It’s a collage, right? Look at how flat blue the top portion is. All the shapes are rectilinear, easy to cut. Looks like a study in textures with a little nod to “urban decay art.”
But it’s a photo, a snap shot, completely unedited. I took it with my little pocket Sony from the Belmont El platform. Then I took two other frames changing the sky portion in each and thereby making the composition weaker and weaker.
Why is that? Because only in the first frame do we get a sense of tension at the top, caused by the thin sliver of blue. The next two are more balanced, more bland. What’s so great about tension, who needs it? In real life the experience of tension is something we want to get over with, but in art it’s essential. It makes us pay attention and that’s half the battle.
The first frame has three elements that hold our attention: movement, texture and a memory.
The movement is not produced by any narrative since the buildings aren’t going anywhere, but in the fact that your attention is always moving up: 1) because the vertical lines keep directing you upward and 2) because that’s where the tension is, due to the narrow blue sky portion.
Texture is time consuming to look at. The brick wall has faded images and writing on it and a hint of color. A wall at the left is rust stained. A white wall has horizontal lines, very flat and graphic. Because the composition is flat, we look at these patches of texture AS TEXTURE and this is absorbing and emotional. It’s emotional in a very primitive sense since texture appeals to the sense of touch.

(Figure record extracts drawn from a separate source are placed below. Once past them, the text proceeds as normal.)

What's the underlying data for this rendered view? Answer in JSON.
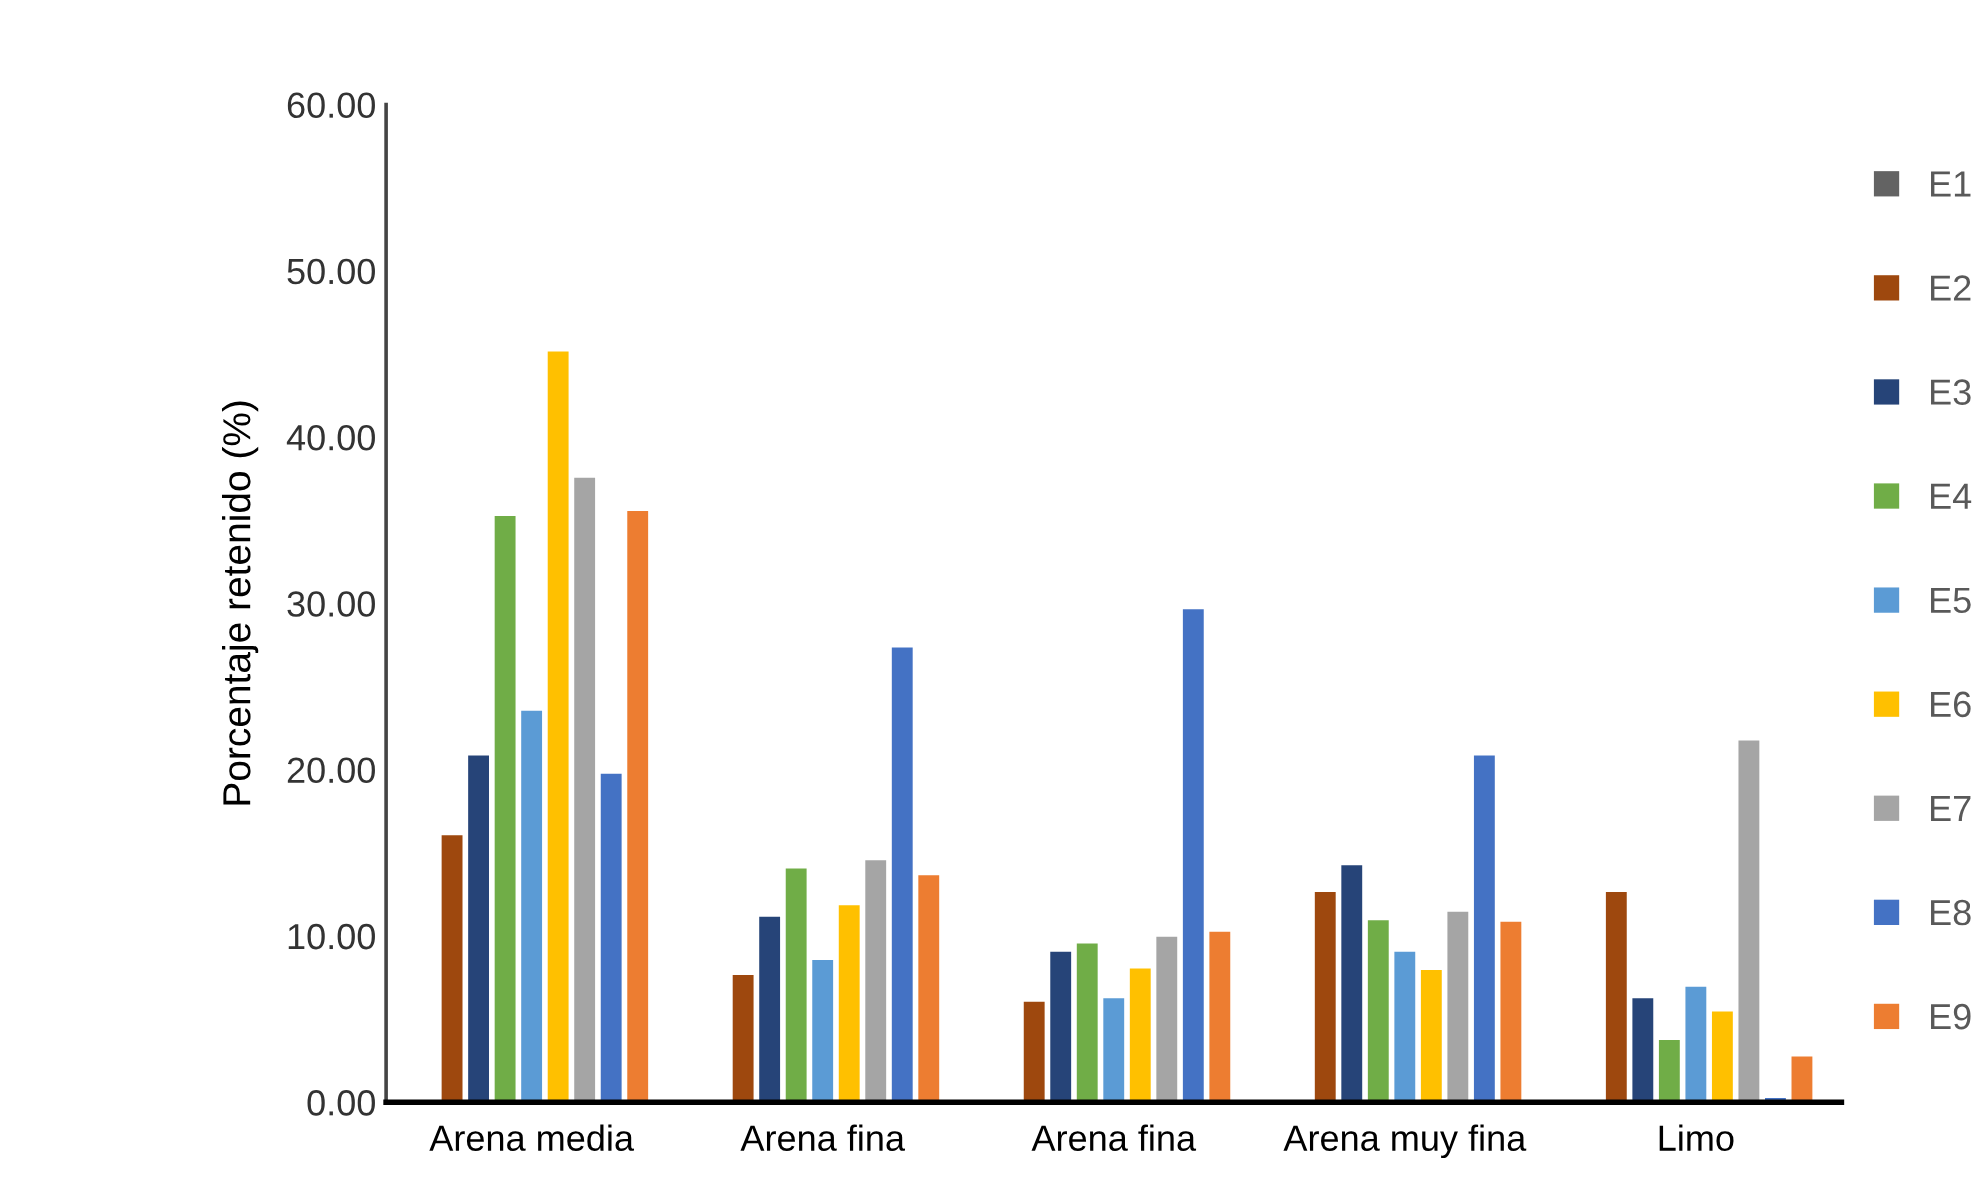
{
  "chart_data": {
    "type": "bar",
    "ylabel": "Porcentaje retenido (%)",
    "categories": [
      "Arena media",
      "Arena fina",
      "Arena fina",
      "Arena muy fina",
      "Limo"
    ],
    "series": [
      {
        "name": "E1",
        "color": "#636363",
        "values": [
          null,
          null,
          null,
          null,
          null
        ]
      },
      {
        "name": "E2",
        "color": "#9e480e",
        "values": [
          16.1,
          7.7,
          6.1,
          12.7,
          12.7
        ]
      },
      {
        "name": "E3",
        "color": "#264478",
        "values": [
          20.9,
          11.2,
          9.1,
          14.3,
          6.3
        ]
      },
      {
        "name": "E4",
        "color": "#70ad47",
        "values": [
          35.3,
          14.1,
          9.6,
          11.0,
          3.8
        ]
      },
      {
        "name": "E5",
        "color": "#5b9bd5",
        "values": [
          23.6,
          8.6,
          6.3,
          9.1,
          7.0
        ]
      },
      {
        "name": "E6",
        "color": "#ffc000",
        "values": [
          45.2,
          11.9,
          8.1,
          8.0,
          5.5
        ]
      },
      {
        "name": "E7",
        "color": "#a5a5a5",
        "values": [
          37.6,
          14.6,
          10.0,
          11.5,
          21.8
        ]
      },
      {
        "name": "E8",
        "color": "#4472c4",
        "values": [
          19.8,
          27.4,
          29.7,
          20.9,
          0.3
        ]
      },
      {
        "name": "E9",
        "color": "#ed7d31",
        "values": [
          35.6,
          13.7,
          10.3,
          10.9,
          2.8
        ]
      }
    ],
    "ylim": [
      0,
      60
    ],
    "yticks": [
      {
        "value": 0,
        "label": "0.00"
      },
      {
        "value": 10,
        "label": "10.00"
      },
      {
        "value": 20,
        "label": "20.00"
      },
      {
        "value": 30,
        "label": "30.00"
      },
      {
        "value": 40,
        "label": "40.00"
      },
      {
        "value": 50,
        "label": "50.00"
      },
      {
        "value": 60,
        "label": "60.00"
      }
    ],
    "grid": false,
    "legend": "right"
  }
}
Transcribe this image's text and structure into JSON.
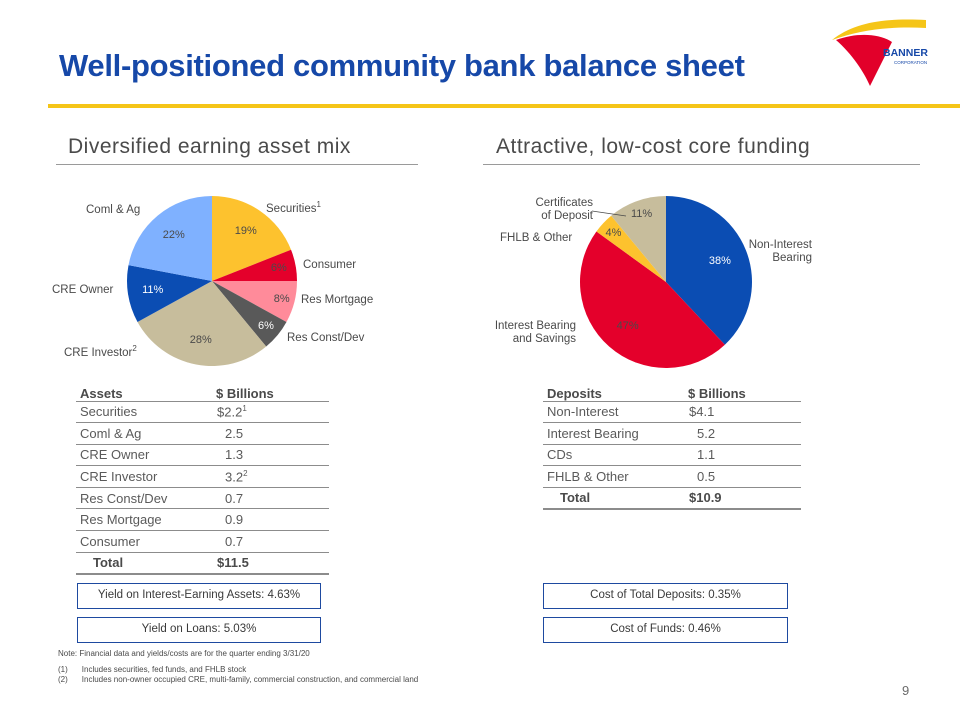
{
  "header": {
    "title": "Well-positioned community bank balance sheet",
    "logo_text": "BANNER",
    "logo_subtext": "CORPORATION"
  },
  "left": {
    "heading": "Diversified earning asset mix",
    "pie": {
      "labels": {
        "securities": "Securities",
        "securities_note": "1",
        "consumer": "Consumer",
        "res_mortgage": "Res Mortgage",
        "res_const": "Res Const/Dev",
        "cre_investor": "CRE Investor",
        "cre_investor_note": "2",
        "cre_owner": "CRE Owner",
        "coml_ag": "Coml & Ag"
      }
    },
    "table": {
      "col1": "Assets",
      "col2": "$ Billions",
      "rows": [
        {
          "name": "Securities",
          "value": "$2.2",
          "note": "1"
        },
        {
          "name": "Coml & Ag",
          "value": "2.5",
          "note": ""
        },
        {
          "name": "CRE Owner",
          "value": "1.3",
          "note": ""
        },
        {
          "name": "CRE Investor",
          "value": "3.2",
          "note": "2"
        },
        {
          "name": "Res Const/Dev",
          "value": "0.7",
          "note": ""
        },
        {
          "name": "Res Mortgage",
          "value": "0.9",
          "note": ""
        },
        {
          "name": "Consumer",
          "value": "0.7",
          "note": ""
        }
      ],
      "total_label": "Total",
      "total_value": "$11.5"
    },
    "box1": "Yield on Interest-Earning Assets: 4.63%",
    "box2": "Yield on Loans: 5.03%"
  },
  "right": {
    "heading": "Attractive, low-cost core funding",
    "pie": {
      "labels": {
        "cds_line1": "Certificates",
        "cds_line2": "of Deposit",
        "fhlb": "FHLB & Other",
        "noninterest_line1": "Non-Interest",
        "noninterest_line2": "Bearing",
        "interest_line1": "Interest Bearing",
        "interest_line2": "and Savings"
      }
    },
    "table": {
      "col1": "Deposits",
      "col2": "$ Billions",
      "rows": [
        {
          "name": "Non-Interest",
          "value": "$4.1"
        },
        {
          "name": "Interest Bearing",
          "value": "5.2"
        },
        {
          "name": "CDs",
          "value": "1.1"
        },
        {
          "name": "FHLB & Other",
          "value": "0.5"
        }
      ],
      "total_label": "Total",
      "total_value": "$10.9"
    },
    "box1": "Cost of Total Deposits: 0.35%",
    "box2": "Cost of Funds: 0.46%"
  },
  "notes": {
    "main": "Note: Financial data and yields/costs are for the quarter ending 3/31/20",
    "fn1_mark": "(1)",
    "fn1": "Includes securities, fed funds, and FHLB stock",
    "fn2_mark": "(2)",
    "fn2": "Includes non-owner occupied CRE, multi-family, commercial construction, and commercial land"
  },
  "page_number": "9",
  "colors": {
    "title": "#1648a8",
    "accent_rule": "#f5c518",
    "box_border": "#1e4aa0",
    "logo_red": "#e2002a",
    "logo_yellow": "#f5c518"
  },
  "chart_data": [
    {
      "type": "pie",
      "title": "Diversified earning asset mix",
      "start_angle_deg": 0,
      "series": [
        {
          "name": "Securities",
          "value": 19,
          "color": "#fdc22e",
          "text_color": "#4a4a4a",
          "pct_label": "19%"
        },
        {
          "name": "Consumer",
          "value": 6,
          "color": "#e4002b",
          "text_color": "#4a4a4a",
          "pct_label": "6%"
        },
        {
          "name": "Res Mortgage",
          "value": 8,
          "color": "#ff8b9a",
          "text_color": "#4a4a4a",
          "pct_label": "8%"
        },
        {
          "name": "Res Const/Dev",
          "value": 6,
          "color": "#595959",
          "text_color": "#ffffff",
          "pct_label": "6%"
        },
        {
          "name": "CRE Investor",
          "value": 28,
          "color": "#c7bd9c",
          "text_color": "#4a4a4a",
          "pct_label": "28%"
        },
        {
          "name": "CRE Owner",
          "value": 11,
          "color": "#0b4db3",
          "text_color": "#ffffff",
          "pct_label": "11%"
        },
        {
          "name": "Coml & Ag",
          "value": 22,
          "color": "#7fb1ff",
          "text_color": "#4a4a4a",
          "pct_label": "22%"
        }
      ]
    },
    {
      "type": "pie",
      "title": "Attractive, low-cost core funding",
      "start_angle_deg": 0,
      "series": [
        {
          "name": "Non-Interest Bearing",
          "value": 38,
          "color": "#0b4db3",
          "text_color": "#ffffff",
          "pct_label": "38%"
        },
        {
          "name": "Interest Bearing and Savings",
          "value": 47,
          "color": "#e4002b",
          "text_color": "#4a4a4a",
          "pct_label": "47%"
        },
        {
          "name": "FHLB & Other",
          "value": 4,
          "color": "#fdc22e",
          "text_color": "#4a4a4a",
          "pct_label": "4%"
        },
        {
          "name": "Certificates of Deposit",
          "value": 11,
          "color": "#c7bd9c",
          "text_color": "#4a4a4a",
          "pct_label": "11%"
        }
      ]
    }
  ]
}
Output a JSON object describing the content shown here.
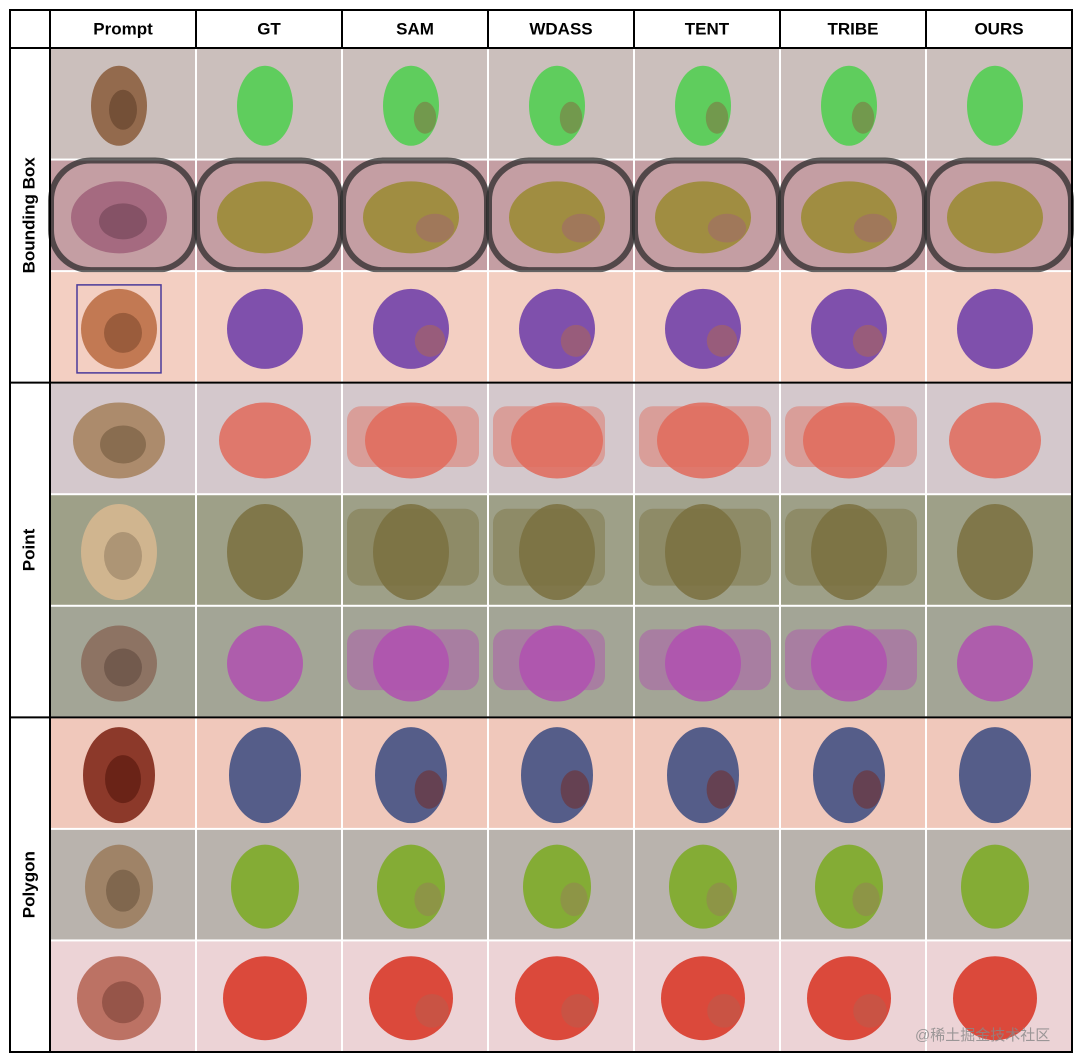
{
  "columns": [
    "Prompt",
    "GT",
    "SAM",
    "WDASS",
    "TENT",
    "TRIBE",
    "OURS"
  ],
  "groups": [
    {
      "label": "Bounding Box"
    },
    {
      "label": "Point"
    },
    {
      "label": "Polygon"
    }
  ],
  "watermark": "@稀土掘金技术社区"
}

In all this flatness, there’s one hint of a past human presence. That’s the red cup on the white railing at right. The red cup takes up a tiny fraction of the whole picture, but notice how your eye keeps going to it. That’s because 1) red comes forward; 2) it’s at the edge of the picture, causing tension; 3) it’s the only detail and gives us a hint of a human presence and curiosity about humans is always with us.